Самое главное в аутентичном
(eigene) Dasein – то, что он сконцентрирован на возможности быть, на том Sein (бытии), которое есть (ist) здесь, вот-здесь
(da). Наличие Sein заложено в Dasein'е, но сам Dasein в своем экзистировании может
обратиться с этим Sein двояким образом. Он может отвлечься от него, отмахнуться,
отвернуться, сосредоточиться на чем-то другом (например на чистом «da», т.е. на
«вот»). В случае такого решения он вступает в режим неаутентичности и начинает экзистировать
через развертывания пронзительной повседневности, со всеми характерными для нее
версиями экзистенциалов – das Man'ом, любопытством, паническим бегством, болтовней,
двусмысленностью и т.д.
Аутентичный
Dasein экзистирует в том, что он есть, в том что в нем превалирует бытие, в том,
что он существует как бытие. Аутентичность обнаруживается там, где мы уходим от
неаутентичности, справляемся с бесконечной болтовней и любопытством, а также с «conventional
wisdom» das Man'а; когда перестает бежать от бытия в мир или в себя; когда пребывая
в мире мы сосредотачиваемся на именно на бытии, о через это сосредоточение осторожно
и внимательно доходим до того, «где» это бытие; когда на вызов заброшенности мы
отвечаем интенсивным осознанием находимости, но не позволяем находимости успокоить
нас, но культивируя заброшенность и ее вопросительность. Но во всех этих аутентичных
экзистенциалах главное это концентрация на бытии – во всех его модальностях и во
всех сочетаниях.

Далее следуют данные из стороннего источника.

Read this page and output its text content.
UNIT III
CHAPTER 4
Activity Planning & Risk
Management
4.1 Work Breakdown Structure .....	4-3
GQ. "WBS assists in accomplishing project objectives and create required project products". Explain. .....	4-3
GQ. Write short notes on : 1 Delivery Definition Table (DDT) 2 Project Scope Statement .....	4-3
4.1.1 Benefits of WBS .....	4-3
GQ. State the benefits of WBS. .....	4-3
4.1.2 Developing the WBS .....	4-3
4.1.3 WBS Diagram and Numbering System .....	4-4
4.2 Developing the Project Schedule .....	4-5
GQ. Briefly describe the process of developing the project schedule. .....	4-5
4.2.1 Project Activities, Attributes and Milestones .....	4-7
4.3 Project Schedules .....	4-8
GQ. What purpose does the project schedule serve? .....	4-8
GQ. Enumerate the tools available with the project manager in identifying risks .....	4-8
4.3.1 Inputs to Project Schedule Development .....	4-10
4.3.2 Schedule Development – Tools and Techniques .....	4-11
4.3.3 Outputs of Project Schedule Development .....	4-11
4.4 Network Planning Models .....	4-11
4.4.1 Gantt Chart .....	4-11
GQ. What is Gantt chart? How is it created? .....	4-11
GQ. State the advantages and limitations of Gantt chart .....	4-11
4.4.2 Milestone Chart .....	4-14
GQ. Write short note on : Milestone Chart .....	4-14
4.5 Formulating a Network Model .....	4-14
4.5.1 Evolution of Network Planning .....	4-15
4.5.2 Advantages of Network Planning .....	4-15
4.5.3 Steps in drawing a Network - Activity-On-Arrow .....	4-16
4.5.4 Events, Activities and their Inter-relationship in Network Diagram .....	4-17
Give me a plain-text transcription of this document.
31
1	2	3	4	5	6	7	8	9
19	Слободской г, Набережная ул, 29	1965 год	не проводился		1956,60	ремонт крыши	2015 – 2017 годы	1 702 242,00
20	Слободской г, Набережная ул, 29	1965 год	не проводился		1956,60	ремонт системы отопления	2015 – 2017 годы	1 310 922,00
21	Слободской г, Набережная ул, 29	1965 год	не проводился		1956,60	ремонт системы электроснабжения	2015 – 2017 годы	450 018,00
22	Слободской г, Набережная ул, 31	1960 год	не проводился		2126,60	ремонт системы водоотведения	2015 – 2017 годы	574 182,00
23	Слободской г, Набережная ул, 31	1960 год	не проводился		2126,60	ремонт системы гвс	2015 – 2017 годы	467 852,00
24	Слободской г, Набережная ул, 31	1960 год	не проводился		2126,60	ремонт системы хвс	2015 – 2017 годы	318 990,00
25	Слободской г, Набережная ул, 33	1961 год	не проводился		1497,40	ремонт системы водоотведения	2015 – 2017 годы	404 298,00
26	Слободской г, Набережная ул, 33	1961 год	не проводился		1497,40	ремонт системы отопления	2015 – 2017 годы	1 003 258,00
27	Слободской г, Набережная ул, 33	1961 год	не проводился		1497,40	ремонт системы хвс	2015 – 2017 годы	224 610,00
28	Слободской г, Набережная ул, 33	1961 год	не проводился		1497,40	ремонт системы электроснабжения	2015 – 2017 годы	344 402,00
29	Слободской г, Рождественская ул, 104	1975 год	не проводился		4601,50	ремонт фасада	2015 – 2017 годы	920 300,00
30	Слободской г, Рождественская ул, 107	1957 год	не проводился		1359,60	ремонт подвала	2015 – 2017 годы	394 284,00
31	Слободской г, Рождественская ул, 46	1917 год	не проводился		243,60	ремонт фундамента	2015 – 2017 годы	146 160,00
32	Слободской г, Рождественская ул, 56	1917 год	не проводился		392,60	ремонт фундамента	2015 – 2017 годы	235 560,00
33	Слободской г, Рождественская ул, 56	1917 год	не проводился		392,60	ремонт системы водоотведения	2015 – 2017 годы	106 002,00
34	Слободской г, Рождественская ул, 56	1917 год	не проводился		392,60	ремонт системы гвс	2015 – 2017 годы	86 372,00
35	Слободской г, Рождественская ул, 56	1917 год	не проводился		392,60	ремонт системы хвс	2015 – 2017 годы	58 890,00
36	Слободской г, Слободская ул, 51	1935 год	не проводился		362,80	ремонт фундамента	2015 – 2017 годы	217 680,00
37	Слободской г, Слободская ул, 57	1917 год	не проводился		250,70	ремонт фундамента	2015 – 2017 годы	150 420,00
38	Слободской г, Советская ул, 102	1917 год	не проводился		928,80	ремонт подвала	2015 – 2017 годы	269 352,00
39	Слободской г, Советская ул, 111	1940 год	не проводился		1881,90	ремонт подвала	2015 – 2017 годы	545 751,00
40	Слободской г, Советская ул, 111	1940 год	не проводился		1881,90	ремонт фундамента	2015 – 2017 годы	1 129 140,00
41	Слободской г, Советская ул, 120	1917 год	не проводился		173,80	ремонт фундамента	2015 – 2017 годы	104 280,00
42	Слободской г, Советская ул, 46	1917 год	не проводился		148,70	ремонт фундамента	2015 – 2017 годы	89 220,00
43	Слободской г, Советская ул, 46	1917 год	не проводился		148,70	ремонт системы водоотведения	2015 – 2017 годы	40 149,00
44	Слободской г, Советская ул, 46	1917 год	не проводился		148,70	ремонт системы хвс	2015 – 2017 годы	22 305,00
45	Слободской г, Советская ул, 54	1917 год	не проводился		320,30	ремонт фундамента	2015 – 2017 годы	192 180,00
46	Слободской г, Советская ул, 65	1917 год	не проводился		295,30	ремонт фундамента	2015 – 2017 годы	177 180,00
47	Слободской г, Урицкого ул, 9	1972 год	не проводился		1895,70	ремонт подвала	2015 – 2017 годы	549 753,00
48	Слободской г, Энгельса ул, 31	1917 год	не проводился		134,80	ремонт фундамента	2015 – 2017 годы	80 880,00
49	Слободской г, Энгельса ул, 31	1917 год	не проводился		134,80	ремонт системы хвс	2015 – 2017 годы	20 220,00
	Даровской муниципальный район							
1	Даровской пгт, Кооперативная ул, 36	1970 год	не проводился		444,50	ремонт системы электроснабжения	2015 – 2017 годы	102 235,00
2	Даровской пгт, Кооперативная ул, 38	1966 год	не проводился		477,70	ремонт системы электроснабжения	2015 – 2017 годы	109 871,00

Мы должны обращаться к нему с вопросом о нем самом, и тогда
Dasein будет развертываться в соответствии со своим фундаменталь-онтологическим
режимом.
Бытие, которое вот
и которое есть
Что может сказать
о себе вот-бытие, пребывая в собственном аутентичном модусе? Оно может сказать только
два последних страшных и прекрасных слова: вот-бытие; вот – бытие; вот, бытие есть.
Вместо “я”, вместо «мир», вместо «бог» надо говорить только одно правильное, первичное,
слово «есть». Вначале «есть», а потом уже что, кто, как, где, когда, почему, зачем.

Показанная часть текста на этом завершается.